- Jim Bourg/Reuters
Alt-right leader Richard Spencer told reporters from his “office” on Monday that he doesn’t think President Donald Trump condemned his movement when he denounced neo-Nazis, the Ku Klux Klan, and white supremacists.
“His statement today was more kumbaya nonsense,” said Spencer, who attended and was slated to speak at the white nationalist “Unite the Right” rally in Charlottesville, Virginia, on Saturday. “Only a dumb person would take those lines seriously.”
Trump said on Monday that “racism is evil” and denounced “the KKK, neo-Nazis, white supremacists, and other hate groups that are repugnant to everything we hold dear as Americans.”
Spencer, however, insisted that the president had not denounced white nationalists or the “alt-right” movement he founded several years ago.
“I don’t think he condemned it, no,” Spencer said. “Did he say ‘white nationalist?’ ‘Racist’ means an irrational hatred of people. I don’t think he meant any of us.'”
Asked whether he considers Trump an ally, Spencer replied that while he didn’t think of Trump as “alt-right,” he considers the president to be “the first true authentic nationalist in my lifetime.”
“Obviously the alt-right has come very far in the past two years in terms of public exposure,” Spencer said. “Is Donald Trump one of the major causes of that? Of course. He never talked about this conservative garbage we’ve been hearing for years…he was a nationalist.”
Spencer said that two of Trump’s top advisers, former Breitbart CEO Steve Bannon and speechwriter Stephen Miller, were “connected to the alt-right” in a way that others in the White House are not. But he said Trump’s remarks sounded like “a Sunday school statement” and promised that the alt-right would not just be “cheerleaders” for the president.
He also refused to condemn the alleged neo-Nazi who was arrested on Saturday on suspicion of running over a 32-year-old counter protester.

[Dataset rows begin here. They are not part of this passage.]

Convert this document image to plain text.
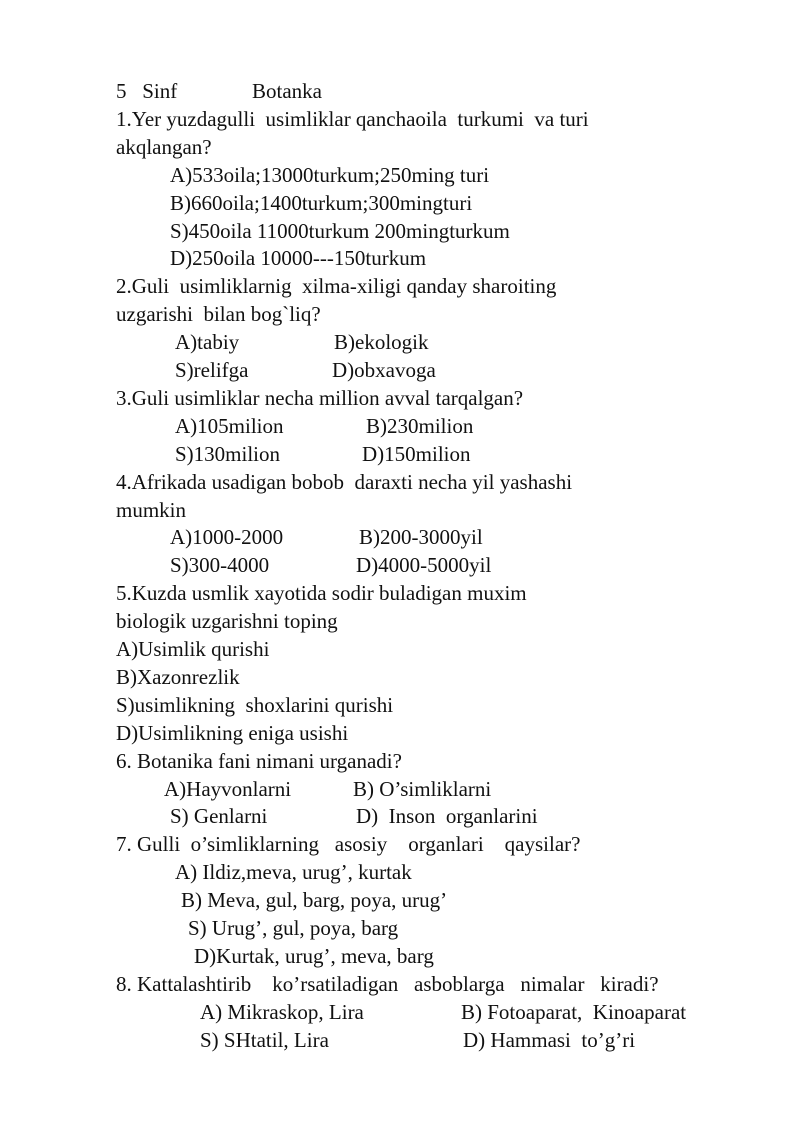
5   Sinf	Botanka
1.Yer yuzdagulli  usimliklar qanchaoila  turkumi  va turi
akqlangan?
A)533oila;13000turkum;250ming turi
B)660oila;1400turkum;300mingturi
S)450oila 11000turkum 200mingturkum
D)250oila 10000---150turkum
2.Guli  usimliklarnig  xilma-xiligi qanday sharoiting
uzgarishi  bilan bog`liq?
A)tabiy	B)ekologik
S)relifga	D)obxavoga
3.Guli usimliklar necha million avval tarqalgan?
A)105milion	B)230milion
S)130milion	D)150milion
4.Afrikada usadigan bobob  daraxti necha yil yashashi
mumkin
A)1000-2000	B)200-3000yil
S)300-4000	D)4000-5000yil
5.Kuzda usmlik xayotida sodir buladigan muxim
biologik uzgarishni toping
A)Usimlik qurishi
B)Xazonrezlik
S)usimlikning  shoxlarini qurishi
D)Usimlikning eniga usishi
6. Botanika fani nimani urganadi?
A)Hayvonlarni	B) O’simliklarni
S) Genlarni	D)  Inson  organlarini
7. Gulli  o’simliklarning   asosiy    organlari    qaysilar?
A) Ildiz,meva, urug’, kurtak
B) Meva, gul, barg, poya, urug’
S) Urug’, gul, poya, barg
D)Kurtak, urug’, meva, barg
8. Kattalashtirib    ko’rsatiladigan   asboblarga   nimalar   kiradi?
A) Mikraskop, Lira	B) Fotoaparat,  Kinoaparat
S) SHtatil, Lira	D) Hammasi  to’g’ri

“There’s a distinction that should be made between murder and manslaughter,” Spencer said. He added that the suspect, James Alex Fields, “could have truly feared for his life.” But he said violence is “counterproductive to the movement.”
White nationalists and neo-Nazis celebrated Trump’s initial remarks about the protests in Charlottesville on Saturday, in which he denounced violence “on all sides,” rather than explicitly condemning white supremacism.
“We condemn in the strongest possible terms this egregious display of hatred, bigotry, and violence on many sides,” Trump said at a press conference. “On many sides.”
The founder of the Daily Stormer, a neo-Nazi and white supremacist website that considers itself a part of the alt-right, celebratedthe fact that Trump “outright refused to disavow” the white nationalist rally and movement.
“People saying he cucked are shills and kikes,” wrote the founder, Andrew Anglin. “He did the opposite of cuck. He refused to even mention anything to do with us. When reporters were screaming at him about White Nationalism he just walked out of the room.”